In response to the reports that Potanin might be reviving the Kerimov scheme, Alexander Matveyev, one of two Sakha representatives in the upper house of the Russian parliament, dismissed the share sale speculation. He doesn’t comment on “rumours”, he told PolishedPrices.com.
The official agreement between Sakha, the federal ministry of finance, which supervises the diamond sector, and Rosimuchestvo proposes the auction of two shareholding blocs of 7%, one belonging to the federal government and one to the Sakha republic. Alrosa’s chief executive Fyodor Andreyev had publicly advocated increasing the size of the shareholding for sale, but was overruled. As the argument over the size of the IPO has been settled on the small side, JP Morgan and Morgan Stanley have disappeared from the underwriter list. Goldman Sachs remains. VTB, which controls most of Alrosa’s debt, is the default sharebuyer if noone else can be found.
Sergei Goryainov, a leading analyst at Rough & Polished, the Russian diamond industry bible, said the report of Oppenheimer interest was “fiction”. He also dismisses the likelihood that Potanin’s Interros would want to bid for a stake as small as 7%.

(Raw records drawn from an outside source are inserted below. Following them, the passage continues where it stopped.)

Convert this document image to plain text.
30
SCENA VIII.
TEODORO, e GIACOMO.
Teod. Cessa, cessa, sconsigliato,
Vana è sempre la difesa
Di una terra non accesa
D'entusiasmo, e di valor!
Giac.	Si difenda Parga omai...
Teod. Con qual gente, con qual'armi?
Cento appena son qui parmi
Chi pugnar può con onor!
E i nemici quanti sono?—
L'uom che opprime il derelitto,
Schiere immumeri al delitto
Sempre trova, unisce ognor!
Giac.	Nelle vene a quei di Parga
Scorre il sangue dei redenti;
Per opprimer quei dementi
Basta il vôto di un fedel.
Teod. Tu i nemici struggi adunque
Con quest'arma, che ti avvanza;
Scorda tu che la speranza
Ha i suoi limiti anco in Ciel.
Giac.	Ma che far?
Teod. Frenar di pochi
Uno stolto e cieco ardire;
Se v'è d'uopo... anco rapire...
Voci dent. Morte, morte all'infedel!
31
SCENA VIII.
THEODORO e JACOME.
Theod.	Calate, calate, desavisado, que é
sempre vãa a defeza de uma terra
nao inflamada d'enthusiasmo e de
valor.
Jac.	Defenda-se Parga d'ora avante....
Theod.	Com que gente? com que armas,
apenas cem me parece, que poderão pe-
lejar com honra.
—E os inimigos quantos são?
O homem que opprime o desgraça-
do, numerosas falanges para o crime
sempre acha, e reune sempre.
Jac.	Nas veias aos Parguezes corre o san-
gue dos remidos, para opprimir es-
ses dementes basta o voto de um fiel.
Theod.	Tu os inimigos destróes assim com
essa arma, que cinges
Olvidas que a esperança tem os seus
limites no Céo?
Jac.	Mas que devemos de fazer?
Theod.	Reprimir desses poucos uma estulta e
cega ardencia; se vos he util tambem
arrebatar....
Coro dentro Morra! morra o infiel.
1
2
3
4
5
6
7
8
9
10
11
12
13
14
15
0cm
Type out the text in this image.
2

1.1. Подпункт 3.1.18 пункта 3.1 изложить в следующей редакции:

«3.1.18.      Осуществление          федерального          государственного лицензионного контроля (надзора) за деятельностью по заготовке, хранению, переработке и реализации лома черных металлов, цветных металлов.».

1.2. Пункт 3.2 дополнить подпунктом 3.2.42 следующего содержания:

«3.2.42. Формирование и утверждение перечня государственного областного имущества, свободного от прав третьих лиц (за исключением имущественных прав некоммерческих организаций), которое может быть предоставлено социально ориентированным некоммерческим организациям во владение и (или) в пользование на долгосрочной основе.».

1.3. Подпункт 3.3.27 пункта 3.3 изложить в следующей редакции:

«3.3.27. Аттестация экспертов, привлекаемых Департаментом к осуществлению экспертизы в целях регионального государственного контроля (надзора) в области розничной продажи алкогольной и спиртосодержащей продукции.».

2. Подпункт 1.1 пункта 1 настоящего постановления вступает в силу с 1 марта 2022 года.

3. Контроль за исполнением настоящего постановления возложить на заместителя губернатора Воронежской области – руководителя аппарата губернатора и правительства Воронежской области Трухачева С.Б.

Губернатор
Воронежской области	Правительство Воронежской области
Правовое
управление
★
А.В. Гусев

“For an oligarch there is no use in this [scale of] privatization. He would buy this little package, and then what would he do with it? When initially there was a discussion on the privatization options for the company, and there was talk of Suleiman Kerimov, he was interested in buying at least a blocking stake — that was a completely different issue. Kerimov acts as a wrapper – to buy the asset, wrap it beautifully in packaging, and resell it expensively. At least in this there is business logic.”
“But now to sell a minority stake — no one needs it, only small speculators. Especially to sell [the shares], not through the London stock exchange, but through the Moscow exchange, from which investors are fleeing right now, running from risks, mainly related to the political situation, with non-transparency, corruption, etc. So what can happen [to Alrosa] is the same as has happened with VTB [currently 57% below its March 2011 IPO fix]. The share price will collapse by 30% to 40%, and will get locked at this level for several years. What’s good about that, I don’t understand.”
Goryainov told PolishedPrices.com he interprets the press leaks as “a form of insurance” against the possibility that the proposed state share sale will attract weak buying interest, and lead to a post-IPO collapse in market value. Goryainov also warns that publicity of this kind is dangerous. “The risk is rather high that the capitalization of Alrosa will fall as a result of all this, so its position on the financial markets worsens significantly. Why this is necessary, it isn’t clear.”